Your restaurants have always been known more for you than for their chefs. Has that been elemental to their longevity?

The chefs I most admire tend to be—like most good craftsmen—uncomfortable with the celebrity aspect of the job.

How did you develop what’s been dubbed “the McNally design kit”? Did your work in theater and films have an influence?

I wouldn't exactly call it a "design kit.” I think working in theatre and film brought about my obsession in lighting, but what ideas I get as far as design goes come from living in Paris and, without wishing to sound pretentious, they also come from a serious interest in architecture and photography.

Schiller’s Liquor Bar was such an amazement, and not just as depicted in Richard Price’s Lush Life. Why do you think it was it one of your rare failures?

Schiller’s was open for fourteen years and made a substantial profit. If that's a failure, I'd like more of them. I've certainly had my share of failures where I lost millions, but Schiller's wasn't one of them.

Pulino’s and its successor, Cherche Midi, also did not last. Do you think the location was a problem? Did the neighborhood not evolve as others have for you?
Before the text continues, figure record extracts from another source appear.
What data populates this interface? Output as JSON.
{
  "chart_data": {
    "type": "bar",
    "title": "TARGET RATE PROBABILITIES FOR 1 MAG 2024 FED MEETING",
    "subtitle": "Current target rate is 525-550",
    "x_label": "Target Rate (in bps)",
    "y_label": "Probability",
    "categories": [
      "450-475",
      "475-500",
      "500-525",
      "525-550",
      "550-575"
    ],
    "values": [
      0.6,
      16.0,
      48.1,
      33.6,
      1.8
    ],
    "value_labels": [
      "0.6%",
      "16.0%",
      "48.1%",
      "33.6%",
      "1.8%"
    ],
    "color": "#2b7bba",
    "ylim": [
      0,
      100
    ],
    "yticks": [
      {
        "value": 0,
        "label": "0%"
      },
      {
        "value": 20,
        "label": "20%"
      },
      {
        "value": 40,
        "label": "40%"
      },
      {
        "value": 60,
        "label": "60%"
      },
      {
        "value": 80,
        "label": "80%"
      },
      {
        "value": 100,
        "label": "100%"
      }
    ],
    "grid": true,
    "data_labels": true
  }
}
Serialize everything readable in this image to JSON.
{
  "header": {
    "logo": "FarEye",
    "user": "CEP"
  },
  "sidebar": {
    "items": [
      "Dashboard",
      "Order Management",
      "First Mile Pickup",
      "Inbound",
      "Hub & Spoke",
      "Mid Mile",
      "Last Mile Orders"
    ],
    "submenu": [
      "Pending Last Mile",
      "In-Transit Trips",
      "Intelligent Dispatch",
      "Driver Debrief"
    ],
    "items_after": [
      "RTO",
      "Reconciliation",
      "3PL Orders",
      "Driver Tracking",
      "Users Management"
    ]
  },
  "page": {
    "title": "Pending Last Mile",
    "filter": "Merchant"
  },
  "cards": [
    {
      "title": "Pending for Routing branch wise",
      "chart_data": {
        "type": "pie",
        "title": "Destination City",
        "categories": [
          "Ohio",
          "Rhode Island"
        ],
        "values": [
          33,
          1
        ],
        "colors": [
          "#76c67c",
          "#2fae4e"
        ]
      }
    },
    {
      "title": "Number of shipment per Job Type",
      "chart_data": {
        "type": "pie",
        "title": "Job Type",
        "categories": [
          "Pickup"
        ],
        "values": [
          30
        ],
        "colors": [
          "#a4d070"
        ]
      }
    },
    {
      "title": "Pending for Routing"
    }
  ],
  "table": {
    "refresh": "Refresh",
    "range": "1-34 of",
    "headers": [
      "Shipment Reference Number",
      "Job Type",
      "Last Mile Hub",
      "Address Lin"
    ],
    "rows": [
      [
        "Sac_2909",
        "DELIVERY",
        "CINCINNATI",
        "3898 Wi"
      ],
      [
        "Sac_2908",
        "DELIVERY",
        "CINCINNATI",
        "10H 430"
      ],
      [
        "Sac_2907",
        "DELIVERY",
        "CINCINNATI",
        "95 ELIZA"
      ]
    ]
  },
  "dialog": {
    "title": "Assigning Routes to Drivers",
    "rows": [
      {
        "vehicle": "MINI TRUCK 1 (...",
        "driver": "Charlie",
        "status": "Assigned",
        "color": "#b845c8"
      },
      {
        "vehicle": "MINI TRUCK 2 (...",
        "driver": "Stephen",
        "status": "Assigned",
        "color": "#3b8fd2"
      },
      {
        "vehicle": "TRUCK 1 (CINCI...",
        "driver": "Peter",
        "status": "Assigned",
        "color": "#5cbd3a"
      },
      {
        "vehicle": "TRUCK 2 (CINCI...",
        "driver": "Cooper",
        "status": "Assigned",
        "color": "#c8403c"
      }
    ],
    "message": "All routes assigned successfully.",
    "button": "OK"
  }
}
When a restaurant doesn't work, the owner invariably blames the location. In the case of Pulino's and Cherche-Midi it was 100 percent my fault. They just weren't good enough. Saying that, Cherche Midi was one of my favourite restaurants.

Everyone is so bleak on the future of restaurants in Manhattan, and chefs are even fleeing Brooklyn for cities like Portland, Maine. What’s your take? Justifiably so?

Yes, I definitely agree with this. When I was starting out, in 1980, restaurant owners expected the rent to be 7 percent or less of the gross. In Manhattan today, it's expected to be 14 or 15 percent. That's why the young and the talented can no longer open restaurants in Manhattan, and as a consequence the more vital and interesting places today are outside Manhattan. Only those with deep pockets and few ideas can afford to open restaurants in Manhattan today, including myself. When I opened Lucky Strike 30 years ago, I was the opposite.

Why did you move back to London? And how difficult is it to oversee your empire from across the water today?

Seven restaurants is definitely not an “empire.” Without someone as knowledgeable and hard-working as my number two, Roberta Delice, my return to London would never have been possible. I moved back to London for two reasons: I wanted my younger children to have a sense of Europe and my background and because I'm bonkers about English theater.

How has Balthazar translated to London?

I suppose on the surface London's Balthazar translates reasonably well. Before building the restaurant there, I didn't realize how much downtown New York shaped the character of Balthazar. If given the choice I wouldn't build Balthazar in London again.

Lastly, how many frites orders do you think all your restaurants have served over the last 30 years?

1 million, 250 thousand. Answering this question took ten times as long as answering of all the other questions combined!

This interview has been edited and condensed for clarity.